Less than a week after news broke that Sen. Larry Craig had pleaded guilty to misdemeanor charges in connection with a police sex sting this June in the men’s bathroom of the Minneapolis-St. Paul International Airport, Idaho’s conservative senior senator announced his resignation.
The speed of Craig’s resignation -- just a few days after he insisted his guilty plea had been a mistake and announced, “I am not gay. I have never been gay” -- said a lot.
At first glance, it showed that the righteous Republican Party, the one that brought us Rep. Mark Foley’s congressional page follies a year ago, figured it couldn’t afford another festering case of family-values hypocrisy in the run-up to next year’s presidential election.
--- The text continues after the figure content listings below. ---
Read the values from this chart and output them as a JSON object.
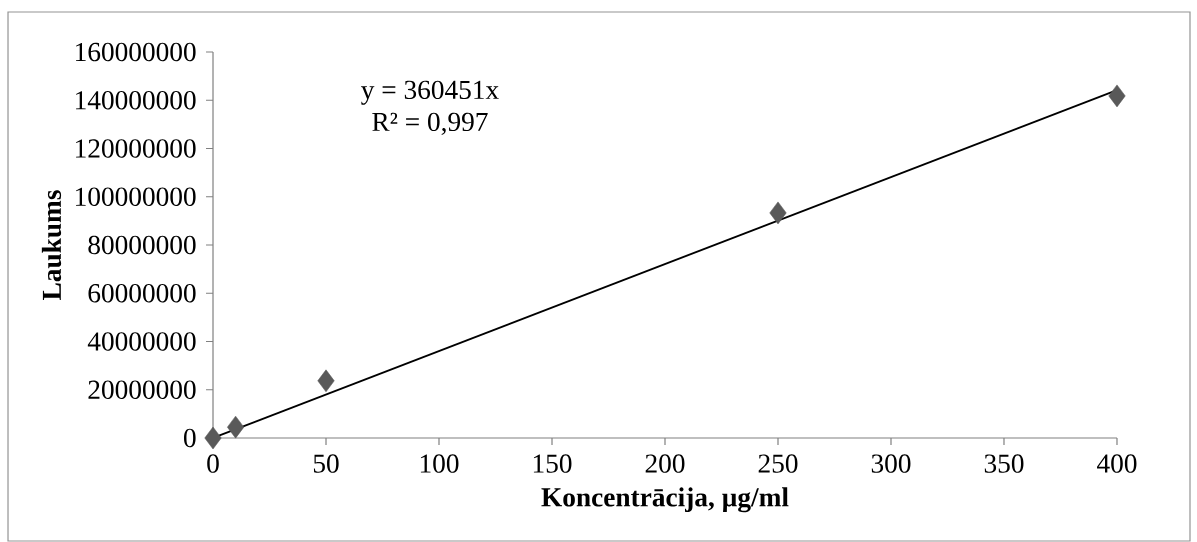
{
  "chart_data": {
    "type": "scatter",
    "xlabel": "Koncentrācija, µg/ml",
    "ylabel": "Laukums",
    "series": [
      {
        "color": "#595959",
        "marker": "diamond",
        "x": [
          0,
          10,
          50,
          250,
          400
        ],
        "values": [
          0,
          4500000,
          23700000,
          93300000,
          141800000
        ]
      },
      {
        "type": "line",
        "color": "#000000",
        "marker": "none",
        "x": [
          0,
          400
        ],
        "values": [
          0,
          144200000
        ]
      }
    ],
    "xlim": [
      0,
      400
    ],
    "xticks": [
      0,
      50,
      100,
      150,
      200,
      250,
      300,
      350,
      400
    ],
    "ylim": [
      0,
      160000000
    ],
    "yticks": [
      0,
      20000000,
      40000000,
      60000000,
      80000000,
      100000000,
      120000000,
      140000000,
      160000000
    ],
    "annotations": [
      "y = 360451x",
      "R² = 0,997"
    ]
  }
}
But the cold-blooded haste with which the Republicans this time drew and quartered one of their own has tapped another oozing seam of party hypocrisy. Wasn’t it just last month that Republicans stayed mum at the news that Lousiana Sen. David Vitter’s name appeared in the client list of the infamous D.C. Madam? Have you heard anyone calling for his resignation?
Vitter, one of the most unctuous of the family-values sanctimonious on Capitol Hill, sailed through the incident with a brief (and undoubtedly humbling) admission that he had sinned. Larry Craig never had that chance. In Republican circles, it seems Larry Craig’s sins, which despite his guilty plea he has denied, are beyond forgiveness.
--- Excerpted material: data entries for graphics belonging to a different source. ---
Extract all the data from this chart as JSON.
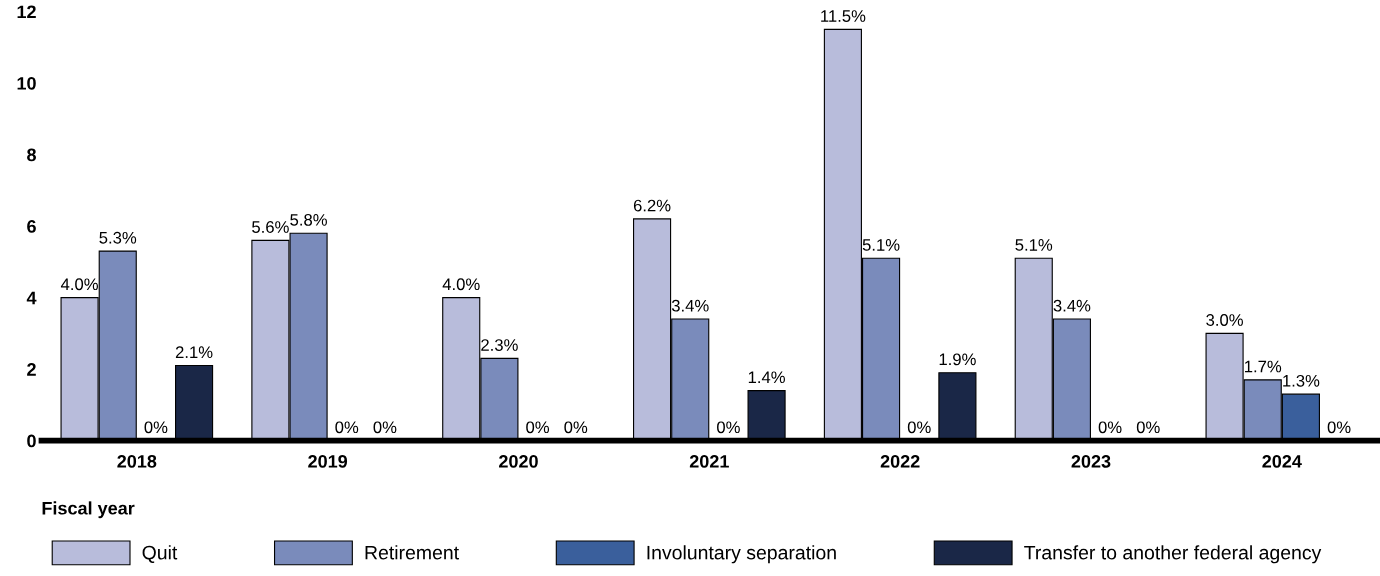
{
  "chart_data": {
    "type": "bar",
    "xlabel": "Fiscal year",
    "categories": [
      "2018",
      "2019",
      "2020",
      "2021",
      "2022",
      "2023",
      "2024"
    ],
    "series": [
      {
        "name": "Quit",
        "color": "#b8bcdb",
        "values": [
          4.0,
          5.6,
          4.0,
          6.2,
          11.5,
          5.1,
          3.0
        ],
        "value_labels": [
          "4.0%",
          "5.6%",
          "4.0%",
          "6.2%",
          "11.5%",
          "5.1%",
          "3.0%"
        ]
      },
      {
        "name": "Retirement",
        "color": "#7a8bbb",
        "values": [
          5.3,
          5.8,
          2.3,
          3.4,
          5.1,
          3.4,
          1.7
        ],
        "value_labels": [
          "5.3%",
          "5.8%",
          "2.3%",
          "3.4%",
          "5.1%",
          "3.4%",
          "1.7%"
        ]
      },
      {
        "name": "Involuntary separation",
        "color": "#3a5f9c",
        "values": [
          0,
          0,
          0,
          0,
          0,
          0,
          1.3
        ],
        "value_labels": [
          "0%",
          "0%",
          "0%",
          "0%",
          "0%",
          "0%",
          "1.3%"
        ]
      },
      {
        "name": "Transfer to another federal agency",
        "color": "#1a2747",
        "values": [
          2.1,
          0,
          0,
          1.4,
          1.9,
          0,
          0
        ],
        "value_labels": [
          "2.1%",
          "0%",
          "0%",
          "1.4%",
          "1.9%",
          "0%",
          "0%"
        ]
      }
    ],
    "ylim": [
      0,
      12
    ],
    "yticks": [
      0,
      2,
      4,
      6,
      8,
      10,
      12
    ],
    "grid": false,
    "legend": "bottom"
  }
}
Perhaps I'm being harsh, but I can only conclude that if you’re a right-wing Republican it’s OK to talk about the sanctity of the family while diddling a member of the opposite sex behind your wife’s back. But it’s not OK if you’re so much as considering making whoopee with a member of the same sex.
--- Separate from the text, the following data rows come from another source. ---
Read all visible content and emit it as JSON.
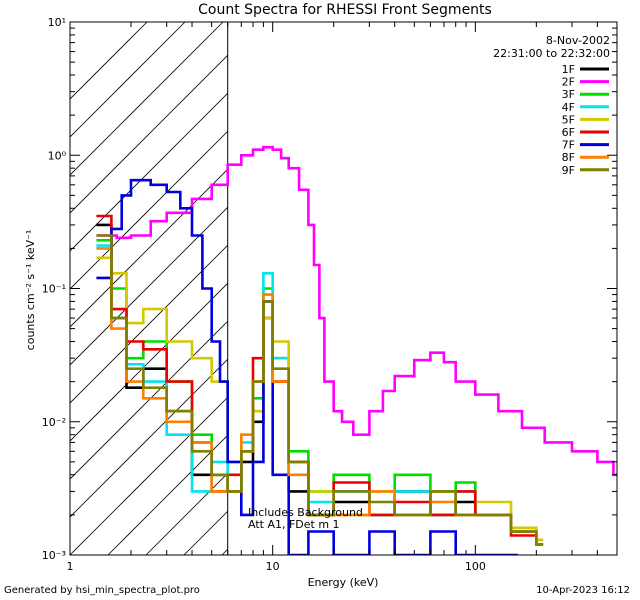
{
  "chart_data": {
    "type": "line",
    "title": "Count Spectra for RHESSI Front Segments",
    "xlabel": "Energy (keV)",
    "ylabel": "counts cm⁻² s⁻¹ keV⁻¹",
    "xscale": "log",
    "yscale": "log",
    "xlim": [
      1,
      500
    ],
    "ylim": [
      0.001,
      10
    ],
    "x_ticks": [
      {
        "value": 1,
        "label": "1"
      },
      {
        "value": 10,
        "label": "10"
      },
      {
        "value": 100,
        "label": "100"
      }
    ],
    "y_ticks": [
      {
        "value": 10,
        "label": "10¹"
      },
      {
        "value": 1,
        "label": "10⁰"
      },
      {
        "value": 0.1,
        "label": "10⁻¹"
      },
      {
        "value": 0.01,
        "label": "10⁻²"
      },
      {
        "value": 0.001,
        "label": "10⁻³"
      }
    ],
    "hatched_region_max_keV": 6,
    "date": "8-Nov-2002",
    "time_range": "22:31:00 to 22:32:00",
    "annotations": [
      "Includes Background",
      "Att A1, FDet m 1"
    ],
    "legend_position": "top-right",
    "series": [
      {
        "name": "1F",
        "color": "#000000",
        "points": [
          [
            1.35,
            0.3
          ],
          [
            1.6,
            0.06
          ],
          [
            1.9,
            0.018
          ],
          [
            2.3,
            0.025
          ],
          [
            3,
            0.012
          ],
          [
            4,
            0.004
          ],
          [
            5,
            0.004
          ],
          [
            6,
            0.003
          ],
          [
            7,
            0.005
          ],
          [
            8,
            0.01
          ],
          [
            9,
            0.06
          ],
          [
            10,
            0.02
          ],
          [
            12,
            0.003
          ],
          [
            15,
            0.002
          ],
          [
            20,
            0.0025
          ],
          [
            30,
            0.002
          ],
          [
            40,
            0.003
          ],
          [
            60,
            0.002
          ],
          [
            80,
            0.0025
          ],
          [
            100,
            0.002
          ],
          [
            150,
            0.0015
          ],
          [
            200,
            0.0012
          ]
        ]
      },
      {
        "name": "2F",
        "color": "#ff00ff",
        "points": [
          [
            1.35,
            0.25
          ],
          [
            1.7,
            0.24
          ],
          [
            2,
            0.25
          ],
          [
            2.5,
            0.32
          ],
          [
            3,
            0.37
          ],
          [
            4,
            0.47
          ],
          [
            5,
            0.6
          ],
          [
            6,
            0.85
          ],
          [
            7,
            1.0
          ],
          [
            8,
            1.1
          ],
          [
            9,
            1.15
          ],
          [
            10,
            1.1
          ],
          [
            11,
            0.95
          ],
          [
            12,
            0.8
          ],
          [
            13.5,
            0.55
          ],
          [
            15,
            0.3
          ],
          [
            16,
            0.15
          ],
          [
            17,
            0.06
          ],
          [
            18,
            0.02
          ],
          [
            20,
            0.012
          ],
          [
            22,
            0.01
          ],
          [
            25,
            0.008
          ],
          [
            30,
            0.012
          ],
          [
            35,
            0.017
          ],
          [
            40,
            0.022
          ],
          [
            50,
            0.029
          ],
          [
            60,
            0.033
          ],
          [
            70,
            0.028
          ],
          [
            80,
            0.02
          ],
          [
            100,
            0.016
          ],
          [
            130,
            0.012
          ],
          [
            170,
            0.009
          ],
          [
            220,
            0.007
          ],
          [
            300,
            0.006
          ],
          [
            400,
            0.005
          ],
          [
            480,
            0.004
          ]
        ]
      },
      {
        "name": "3F",
        "color": "#00dd00",
        "points": [
          [
            1.35,
            0.23
          ],
          [
            1.6,
            0.1
          ],
          [
            1.9,
            0.03
          ],
          [
            2.3,
            0.04
          ],
          [
            3,
            0.02
          ],
          [
            4,
            0.008
          ],
          [
            5,
            0.004
          ],
          [
            6,
            0.003
          ],
          [
            7,
            0.006
          ],
          [
            8,
            0.015
          ],
          [
            9,
            0.1
          ],
          [
            10,
            0.03
          ],
          [
            12,
            0.006
          ],
          [
            15,
            0.003
          ],
          [
            20,
            0.004
          ],
          [
            30,
            0.002
          ],
          [
            40,
            0.004
          ],
          [
            60,
            0.003
          ],
          [
            80,
            0.0035
          ],
          [
            100,
            0.002
          ],
          [
            150,
            0.0016
          ],
          [
            200,
            0.0013
          ]
        ]
      },
      {
        "name": "4F",
        "color": "#00e5ee",
        "points": [
          [
            1.35,
            0.21
          ],
          [
            1.6,
            0.06
          ],
          [
            1.9,
            0.027
          ],
          [
            2.3,
            0.02
          ],
          [
            3,
            0.008
          ],
          [
            4,
            0.003
          ],
          [
            5,
            0.005
          ],
          [
            6,
            0.003
          ],
          [
            7,
            0.007
          ],
          [
            8,
            0.02
          ],
          [
            9,
            0.13
          ],
          [
            10,
            0.03
          ],
          [
            12,
            0.004
          ],
          [
            15,
            0.0025
          ],
          [
            20,
            0.003
          ],
          [
            30,
            0.002
          ],
          [
            40,
            0.003
          ],
          [
            60,
            0.002
          ],
          [
            80,
            0.003
          ],
          [
            100,
            0.002
          ],
          [
            150,
            0.0015
          ],
          [
            200,
            0.0012
          ]
        ]
      },
      {
        "name": "5F",
        "color": "#d4c800",
        "points": [
          [
            1.35,
            0.17
          ],
          [
            1.6,
            0.13
          ],
          [
            1.9,
            0.055
          ],
          [
            2.3,
            0.07
          ],
          [
            3,
            0.04
          ],
          [
            4,
            0.03
          ],
          [
            5,
            0.02
          ],
          [
            6,
            0.005
          ],
          [
            7,
            0.008
          ],
          [
            8,
            0.012
          ],
          [
            9,
            0.06
          ],
          [
            10,
            0.04
          ],
          [
            12,
            0.005
          ],
          [
            15,
            0.003
          ],
          [
            20,
            0.002
          ],
          [
            30,
            0.003
          ],
          [
            40,
            0.002
          ],
          [
            60,
            0.003
          ],
          [
            80,
            0.002
          ],
          [
            100,
            0.0025
          ],
          [
            150,
            0.0016
          ],
          [
            200,
            0.0013
          ]
        ]
      },
      {
        "name": "6F",
        "color": "#ee0000",
        "points": [
          [
            1.35,
            0.35
          ],
          [
            1.6,
            0.07
          ],
          [
            1.9,
            0.04
          ],
          [
            2.3,
            0.035
          ],
          [
            3,
            0.02
          ],
          [
            4,
            0.007
          ],
          [
            5,
            0.003
          ],
          [
            6,
            0.004
          ],
          [
            7,
            0.006
          ],
          [
            8,
            0.03
          ],
          [
            9,
            0.08
          ],
          [
            10,
            0.02
          ],
          [
            12,
            0.005
          ],
          [
            15,
            0.002
          ],
          [
            20,
            0.0035
          ],
          [
            30,
            0.002
          ],
          [
            40,
            0.0025
          ],
          [
            60,
            0.002
          ],
          [
            80,
            0.003
          ],
          [
            100,
            0.002
          ],
          [
            150,
            0.0014
          ],
          [
            200,
            0.0012
          ]
        ]
      },
      {
        "name": "7F",
        "color": "#0000dd",
        "points": [
          [
            1.35,
            0.12
          ],
          [
            1.6,
            0.28
          ],
          [
            1.8,
            0.5
          ],
          [
            2,
            0.65
          ],
          [
            2.5,
            0.6
          ],
          [
            3,
            0.53
          ],
          [
            3.5,
            0.4
          ],
          [
            4,
            0.25
          ],
          [
            4.5,
            0.1
          ],
          [
            5,
            0.04
          ],
          [
            5.5,
            0.02
          ],
          [
            6,
            0.005
          ],
          [
            7,
            0.002
          ],
          [
            8,
            0.005
          ],
          [
            9,
            0.08
          ],
          [
            10,
            0.004
          ],
          [
            12,
            0.001
          ],
          [
            15,
            0.0015
          ],
          [
            20,
            0.001
          ],
          [
            30,
            0.0015
          ],
          [
            40,
            0.001
          ],
          [
            60,
            0.0015
          ],
          [
            80,
            0.001
          ],
          [
            100,
            0.001
          ],
          [
            150,
            0.001
          ]
        ]
      },
      {
        "name": "8F",
        "color": "#ff8000",
        "points": [
          [
            1.35,
            0.2
          ],
          [
            1.6,
            0.05
          ],
          [
            1.9,
            0.02
          ],
          [
            2.3,
            0.015
          ],
          [
            3,
            0.01
          ],
          [
            4,
            0.007
          ],
          [
            5,
            0.003
          ],
          [
            6,
            0.003
          ],
          [
            7,
            0.008
          ],
          [
            8,
            0.02
          ],
          [
            9,
            0.09
          ],
          [
            10,
            0.02
          ],
          [
            12,
            0.004
          ],
          [
            15,
            0.002
          ],
          [
            20,
            0.002
          ],
          [
            30,
            0.003
          ],
          [
            40,
            0.002
          ],
          [
            60,
            0.0025
          ],
          [
            80,
            0.002
          ],
          [
            100,
            0.002
          ],
          [
            150,
            0.0015
          ],
          [
            200,
            0.0012
          ]
        ]
      },
      {
        "name": "9F",
        "color": "#808000",
        "points": [
          [
            1.35,
            0.25
          ],
          [
            1.6,
            0.06
          ],
          [
            1.9,
            0.025
          ],
          [
            2.3,
            0.018
          ],
          [
            3,
            0.012
          ],
          [
            4,
            0.006
          ],
          [
            5,
            0.004
          ],
          [
            6,
            0.003
          ],
          [
            7,
            0.006
          ],
          [
            8,
            0.02
          ],
          [
            9,
            0.08
          ],
          [
            10,
            0.025
          ],
          [
            12,
            0.005
          ],
          [
            15,
            0.002
          ],
          [
            20,
            0.003
          ],
          [
            30,
            0.0025
          ],
          [
            40,
            0.002
          ],
          [
            60,
            0.003
          ],
          [
            80,
            0.002
          ],
          [
            100,
            0.002
          ],
          [
            150,
            0.0015
          ],
          [
            200,
            0.0012
          ]
        ]
      }
    ]
  },
  "footer": {
    "left": "Generated by hsi_min_spectra_plot.pro",
    "right": "10-Apr-2023 16:12"
  }
}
Now there’s morality at work.
Republicans, of course, already have developed talking points to differentiate the two cases. Craig, Republican pundits and talking heads have pointed out, pleaded guilty to a crime (although not explicitly to soliciting sex). Vitter did not.
That, however, is hogwash, points out Joshua Micah Marshall on his blog, http://www.talkingpoints.com/
“For one thing, confronted with evidence that he made use of a prostitution service, Vitter conceded immediately that he'd ‘sinned,’" Marshall notes. “I'm not an expert in the subject, but as I understand it, paying for sex is a crime, and Vitter publicly acknowledged that he'd violated this law. He would have been subject to criminal charges, but the statute of limitations ran out.”
Oh …. Whatever.
Where is Karl Rove when the Republicans really need him?